June 10th, 2009 by Danlly Domingo

forklet2

One of the moments I recall most meaningfully from my childhood memories of The Little Mermaid is when Ariel, in her underwater world naïveté, uses a fork to brush her hair.  Not knowing its original intended purpose, she assigns it one of her own, and in this I learned a lesson about form and function that has stuck with me ever since.

The common principle is that “form follows function,” and this is true for many products we encounter and use daily.  Your toaster not so coincidentally has bread-shaped openings; your water bottle has a cap and fits perfectly into your hand for utmost portability—blah, blah, you know this.  A lesson we can learn from Ariel, however, is that while a product may be designed for a certain function, that doesn’t necessarily mean it’s the only function it has.

Take, for example, something I once did in high school (and has since, from what I’ve seen, been replicated—we can argue provenance another time).  Anyone who has ever forced a utensil into a solid block of ice cream should be familiar with the metal’s malleability—especially if you shopped for the set on a budget.  Knowing this and noticing that my fork had a metal mass similar to a bracelet I had recently lost, I decided to use a pair of pliers to bend it at a few different spots to curve around my wrist.  Voilà!  What was once a fork for eating is now a bracelet for wearing (a forklet, if you will? No?).

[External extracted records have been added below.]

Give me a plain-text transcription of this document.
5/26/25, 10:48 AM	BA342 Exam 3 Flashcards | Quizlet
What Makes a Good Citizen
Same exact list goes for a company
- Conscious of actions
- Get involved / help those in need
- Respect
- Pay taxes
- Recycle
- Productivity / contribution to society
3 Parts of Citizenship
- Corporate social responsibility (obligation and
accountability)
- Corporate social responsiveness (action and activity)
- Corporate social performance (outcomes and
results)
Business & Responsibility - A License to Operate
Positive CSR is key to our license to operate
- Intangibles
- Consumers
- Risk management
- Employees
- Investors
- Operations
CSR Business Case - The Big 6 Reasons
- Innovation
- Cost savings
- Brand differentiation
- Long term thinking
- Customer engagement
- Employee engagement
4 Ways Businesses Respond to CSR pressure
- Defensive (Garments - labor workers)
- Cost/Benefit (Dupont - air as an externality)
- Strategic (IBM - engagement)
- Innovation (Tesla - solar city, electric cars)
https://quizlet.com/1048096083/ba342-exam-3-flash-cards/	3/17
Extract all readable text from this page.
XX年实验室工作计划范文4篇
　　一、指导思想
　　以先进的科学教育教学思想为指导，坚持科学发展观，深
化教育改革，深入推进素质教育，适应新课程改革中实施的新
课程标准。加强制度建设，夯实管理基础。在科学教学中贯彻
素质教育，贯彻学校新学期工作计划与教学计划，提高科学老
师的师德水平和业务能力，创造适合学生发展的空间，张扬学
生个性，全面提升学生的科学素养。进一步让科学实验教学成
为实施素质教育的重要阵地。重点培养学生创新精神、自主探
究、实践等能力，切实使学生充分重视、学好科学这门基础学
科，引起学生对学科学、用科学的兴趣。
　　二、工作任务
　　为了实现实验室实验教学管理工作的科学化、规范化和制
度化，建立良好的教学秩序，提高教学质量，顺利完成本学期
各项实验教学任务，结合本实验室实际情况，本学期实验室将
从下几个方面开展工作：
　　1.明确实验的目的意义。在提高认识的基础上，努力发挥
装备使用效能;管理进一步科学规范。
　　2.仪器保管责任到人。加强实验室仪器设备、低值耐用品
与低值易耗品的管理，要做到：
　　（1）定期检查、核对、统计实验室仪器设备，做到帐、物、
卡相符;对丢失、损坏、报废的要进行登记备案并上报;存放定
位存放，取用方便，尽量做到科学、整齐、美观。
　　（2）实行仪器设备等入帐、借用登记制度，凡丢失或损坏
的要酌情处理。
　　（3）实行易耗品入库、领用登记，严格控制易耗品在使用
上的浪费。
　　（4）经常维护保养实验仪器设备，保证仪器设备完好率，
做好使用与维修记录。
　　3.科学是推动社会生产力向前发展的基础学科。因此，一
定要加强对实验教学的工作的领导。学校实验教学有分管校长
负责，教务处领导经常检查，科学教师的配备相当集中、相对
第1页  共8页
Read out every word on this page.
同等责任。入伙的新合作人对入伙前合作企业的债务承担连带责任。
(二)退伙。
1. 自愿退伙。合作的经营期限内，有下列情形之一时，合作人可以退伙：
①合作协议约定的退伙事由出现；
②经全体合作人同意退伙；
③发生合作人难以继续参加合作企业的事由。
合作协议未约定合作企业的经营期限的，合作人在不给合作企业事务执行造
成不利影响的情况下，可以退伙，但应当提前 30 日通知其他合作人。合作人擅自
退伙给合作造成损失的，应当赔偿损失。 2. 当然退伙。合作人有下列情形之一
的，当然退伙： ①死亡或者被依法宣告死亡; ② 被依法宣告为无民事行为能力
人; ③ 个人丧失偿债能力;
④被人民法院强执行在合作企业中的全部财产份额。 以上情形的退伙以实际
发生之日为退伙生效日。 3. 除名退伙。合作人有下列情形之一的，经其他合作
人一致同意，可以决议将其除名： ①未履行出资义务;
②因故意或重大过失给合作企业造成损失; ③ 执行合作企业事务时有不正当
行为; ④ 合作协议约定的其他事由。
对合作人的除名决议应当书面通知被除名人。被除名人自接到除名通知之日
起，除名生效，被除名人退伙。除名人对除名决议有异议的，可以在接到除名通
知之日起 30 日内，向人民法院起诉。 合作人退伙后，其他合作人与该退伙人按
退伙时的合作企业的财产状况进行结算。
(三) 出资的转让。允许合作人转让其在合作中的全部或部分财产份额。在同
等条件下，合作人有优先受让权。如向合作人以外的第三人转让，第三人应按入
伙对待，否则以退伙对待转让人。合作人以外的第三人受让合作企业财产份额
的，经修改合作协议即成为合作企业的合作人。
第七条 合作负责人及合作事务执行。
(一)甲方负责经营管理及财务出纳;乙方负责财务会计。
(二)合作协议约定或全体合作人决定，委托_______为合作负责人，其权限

Over the years, I’ve also bent hangers into doorstops, formed yarn into a wallpaper-like pattern, turned old window treatments into wall lamps.  The list goes on.  It has become a bit of a habit, which can be especially beneficial for anyone like me—an art school student in NYC with limited living space and a much more limited budget.  Finding new functions out of existing objects has saved me a ton from buying the product actually designed for that function. Generally, it’s cheaper.

I encourage you to take a look around your apartment.  Ignore the original function of everything, and start to look at what’s physically there (especially the stuff you’re about to throw out). A fork doesn’t have to be an eating utensil.  Instead, see it as just mass of metal, one that you can turn into anything.  It’ll open up the door to “a whole new world” (I know, wrong Disney movie) of living solutions.

Danlly Domingo is a college senior studying Photography & Imaging at NYU’s Tisch School of the Arts.  He spends his days reading Gawker, the NYT, and every magazine he can get his hands on to distract himself from his thesis anxiety–even though this probably only exacerbates it.  He currently lives on the Upper East Side.